Ama sanırız en az bunun kadar ilgi ve kaygı konusu olması gereken bir noktaya çoğunlukla sadece değinilmekle yetinildi. Bu, “terörizm” ve “terörizmle mücadele” konseptini ABD hegemonyasına dahil edilmek istenen ülkelerin iç düzenlerine, siyasal hayatlarına yönlendirici bir ilke, kural olarak entegre etmek olarak özetlenebilir. Bununla sırf güvenlik önlemlerinin arttırılması, istihbarat ve polis örgütlerinin güçlendirilmesi, yaygınlaştırılması gibi; temel hak ve özgürlüklerin kısıtlanması sonucunu doğursa bile yine de “teknik” denilebilecek bir uygulamalar serisi kasdedilmiyor sadece. Bilinen tüm siyasal ideolojilerin şiddeti kategorik olarak reddetmedikleri, o akımlara mensup birilerinin, ideolojinin dünya-toplum durumu veya statükosuna ilişkin tez veya argümanlarına dayanarak şiddet eylemlerine başvurabileceği ve ayrıca hemen her şeyin bir şiddet ve dehşet aracı ya da malzemesi olarak kullanılabileceği ortadayken; ABD’nin özellikle “önleyici savaş” mantığıyla yürütülmesini empoze ettiği “terörizmle mücadele” programını, kendisi statükoya itiraz eden ve elinde nükleer santral, kimyevi tesis olan -dolayısıyla potansiyel terörist sayılan- devletlere karşı yürürlüğe koyacakken; ABD hegemonyasına biat eden devletlerde de statükoya ciddi itirazı olan her akım veya hareketi potansiyel terörist sayan bir ortam oluşturulabilecektir.

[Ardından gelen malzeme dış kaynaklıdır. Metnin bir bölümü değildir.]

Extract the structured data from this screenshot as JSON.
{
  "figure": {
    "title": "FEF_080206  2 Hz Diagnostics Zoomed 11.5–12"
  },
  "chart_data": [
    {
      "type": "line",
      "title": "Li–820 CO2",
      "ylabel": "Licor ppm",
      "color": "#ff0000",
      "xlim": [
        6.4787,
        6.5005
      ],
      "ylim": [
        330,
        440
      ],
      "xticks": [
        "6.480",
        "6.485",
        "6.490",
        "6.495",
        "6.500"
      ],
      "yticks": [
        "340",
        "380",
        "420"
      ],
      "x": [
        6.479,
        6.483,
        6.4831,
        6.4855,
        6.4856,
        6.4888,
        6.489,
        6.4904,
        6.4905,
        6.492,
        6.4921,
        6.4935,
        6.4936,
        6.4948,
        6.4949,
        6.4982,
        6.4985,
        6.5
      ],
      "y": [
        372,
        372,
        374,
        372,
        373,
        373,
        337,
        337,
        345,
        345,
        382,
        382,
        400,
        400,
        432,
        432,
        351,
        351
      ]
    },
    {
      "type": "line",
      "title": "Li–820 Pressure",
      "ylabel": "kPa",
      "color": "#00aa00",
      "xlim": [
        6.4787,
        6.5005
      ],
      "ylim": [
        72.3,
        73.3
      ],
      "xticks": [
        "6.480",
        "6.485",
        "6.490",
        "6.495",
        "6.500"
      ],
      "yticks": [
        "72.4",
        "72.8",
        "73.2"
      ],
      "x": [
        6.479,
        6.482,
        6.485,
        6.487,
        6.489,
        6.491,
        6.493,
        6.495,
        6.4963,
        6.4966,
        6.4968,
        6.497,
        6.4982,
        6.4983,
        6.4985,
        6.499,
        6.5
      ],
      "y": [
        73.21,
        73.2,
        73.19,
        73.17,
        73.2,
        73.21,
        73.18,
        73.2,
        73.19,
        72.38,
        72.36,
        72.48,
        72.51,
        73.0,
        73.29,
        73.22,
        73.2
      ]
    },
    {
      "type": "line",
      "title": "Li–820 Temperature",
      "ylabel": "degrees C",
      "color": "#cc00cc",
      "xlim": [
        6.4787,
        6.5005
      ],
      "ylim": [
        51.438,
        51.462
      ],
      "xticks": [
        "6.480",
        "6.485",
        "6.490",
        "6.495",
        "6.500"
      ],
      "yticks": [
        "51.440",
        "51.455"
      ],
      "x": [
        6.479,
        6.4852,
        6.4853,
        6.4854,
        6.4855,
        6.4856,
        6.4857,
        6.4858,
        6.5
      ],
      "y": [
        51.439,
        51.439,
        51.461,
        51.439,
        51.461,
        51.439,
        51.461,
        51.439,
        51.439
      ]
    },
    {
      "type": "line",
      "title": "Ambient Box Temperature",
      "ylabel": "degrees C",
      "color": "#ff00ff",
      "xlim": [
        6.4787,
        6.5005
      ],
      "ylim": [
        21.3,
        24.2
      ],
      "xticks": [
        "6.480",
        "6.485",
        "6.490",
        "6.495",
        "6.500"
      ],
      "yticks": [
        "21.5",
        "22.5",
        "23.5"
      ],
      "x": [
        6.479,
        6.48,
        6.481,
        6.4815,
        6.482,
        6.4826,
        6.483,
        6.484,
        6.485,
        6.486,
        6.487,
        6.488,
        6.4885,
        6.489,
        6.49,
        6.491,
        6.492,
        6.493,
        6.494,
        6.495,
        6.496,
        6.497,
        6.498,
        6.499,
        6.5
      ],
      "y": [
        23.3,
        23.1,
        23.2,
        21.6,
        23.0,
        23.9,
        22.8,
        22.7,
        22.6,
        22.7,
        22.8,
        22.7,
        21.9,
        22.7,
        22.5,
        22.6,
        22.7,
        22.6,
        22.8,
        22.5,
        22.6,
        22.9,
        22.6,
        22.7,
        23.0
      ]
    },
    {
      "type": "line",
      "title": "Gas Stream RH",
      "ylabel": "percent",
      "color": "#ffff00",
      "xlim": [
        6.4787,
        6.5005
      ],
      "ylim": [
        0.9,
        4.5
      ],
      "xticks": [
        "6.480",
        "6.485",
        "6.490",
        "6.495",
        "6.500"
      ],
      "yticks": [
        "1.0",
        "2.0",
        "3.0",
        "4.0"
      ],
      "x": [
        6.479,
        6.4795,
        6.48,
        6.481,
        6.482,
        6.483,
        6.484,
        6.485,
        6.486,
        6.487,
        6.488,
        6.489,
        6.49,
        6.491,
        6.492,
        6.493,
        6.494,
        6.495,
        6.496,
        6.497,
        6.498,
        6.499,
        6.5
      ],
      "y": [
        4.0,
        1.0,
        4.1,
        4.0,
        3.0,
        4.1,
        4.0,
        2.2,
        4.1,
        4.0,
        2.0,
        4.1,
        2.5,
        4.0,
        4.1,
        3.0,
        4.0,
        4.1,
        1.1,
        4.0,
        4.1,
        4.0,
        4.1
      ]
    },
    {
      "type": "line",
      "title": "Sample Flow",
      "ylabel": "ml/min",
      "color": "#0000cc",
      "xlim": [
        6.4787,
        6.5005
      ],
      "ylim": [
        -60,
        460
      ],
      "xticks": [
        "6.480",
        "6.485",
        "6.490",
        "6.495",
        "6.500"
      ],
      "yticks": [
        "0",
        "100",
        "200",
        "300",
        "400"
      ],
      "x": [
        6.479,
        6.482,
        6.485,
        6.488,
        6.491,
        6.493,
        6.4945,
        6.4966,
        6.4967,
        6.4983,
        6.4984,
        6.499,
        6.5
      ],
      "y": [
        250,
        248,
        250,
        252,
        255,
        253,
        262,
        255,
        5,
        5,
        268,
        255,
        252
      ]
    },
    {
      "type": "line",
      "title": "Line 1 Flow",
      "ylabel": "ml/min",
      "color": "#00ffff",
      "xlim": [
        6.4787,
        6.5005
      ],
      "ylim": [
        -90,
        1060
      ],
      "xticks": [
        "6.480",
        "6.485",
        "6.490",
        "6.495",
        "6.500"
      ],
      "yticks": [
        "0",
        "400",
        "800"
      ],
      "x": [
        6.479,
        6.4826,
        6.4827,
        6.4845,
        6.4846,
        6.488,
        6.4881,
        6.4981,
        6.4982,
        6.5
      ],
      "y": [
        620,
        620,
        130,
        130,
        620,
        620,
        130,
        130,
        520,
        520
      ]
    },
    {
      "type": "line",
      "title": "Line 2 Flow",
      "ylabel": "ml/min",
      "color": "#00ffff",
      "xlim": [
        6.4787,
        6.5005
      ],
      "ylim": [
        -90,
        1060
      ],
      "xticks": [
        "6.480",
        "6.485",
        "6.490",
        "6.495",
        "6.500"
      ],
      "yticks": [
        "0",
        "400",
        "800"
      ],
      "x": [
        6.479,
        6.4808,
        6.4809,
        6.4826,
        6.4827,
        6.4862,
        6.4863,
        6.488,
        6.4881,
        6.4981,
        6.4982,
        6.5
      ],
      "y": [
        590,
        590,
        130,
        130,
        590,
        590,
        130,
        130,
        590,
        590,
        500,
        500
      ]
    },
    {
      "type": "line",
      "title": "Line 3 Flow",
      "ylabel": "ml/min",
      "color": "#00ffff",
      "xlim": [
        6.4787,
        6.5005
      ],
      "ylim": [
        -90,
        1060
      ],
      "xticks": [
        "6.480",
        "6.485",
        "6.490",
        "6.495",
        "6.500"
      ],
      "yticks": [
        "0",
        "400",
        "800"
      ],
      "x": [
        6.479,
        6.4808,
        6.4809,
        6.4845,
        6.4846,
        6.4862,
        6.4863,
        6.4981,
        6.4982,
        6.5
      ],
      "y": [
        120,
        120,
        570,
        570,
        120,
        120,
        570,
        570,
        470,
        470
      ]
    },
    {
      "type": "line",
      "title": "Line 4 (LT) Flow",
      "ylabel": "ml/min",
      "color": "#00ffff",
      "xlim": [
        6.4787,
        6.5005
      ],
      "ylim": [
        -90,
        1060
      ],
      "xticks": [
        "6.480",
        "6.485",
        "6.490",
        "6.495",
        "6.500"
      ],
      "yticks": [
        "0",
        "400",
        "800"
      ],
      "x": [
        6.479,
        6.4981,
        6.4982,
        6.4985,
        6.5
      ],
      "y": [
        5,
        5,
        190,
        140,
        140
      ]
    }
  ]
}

Bu, siyasetin, onu anlamlı kılan fikirler, inançlar görüşler dünyasının tepesine bir Demokles kılıcının asılmasıdır. 1980’lerden beri temellerindeki erozyonu önleyemeyen, giderek derinleşen yapısal bir krizi dünya ölçeğinde yaşamakta olan modern siyaset için bir coup de grace’dır bu. Siyaseti yönetime, en fazla “yönetişim”e indirgemek zaten “özü”nde ve ideali olan postmodernizmin, neo-liberalizmin yönlendirdiği bir dünya-toplum tasarımında “teröre”, terorizmle mücadele”ye verilen işlev de budur.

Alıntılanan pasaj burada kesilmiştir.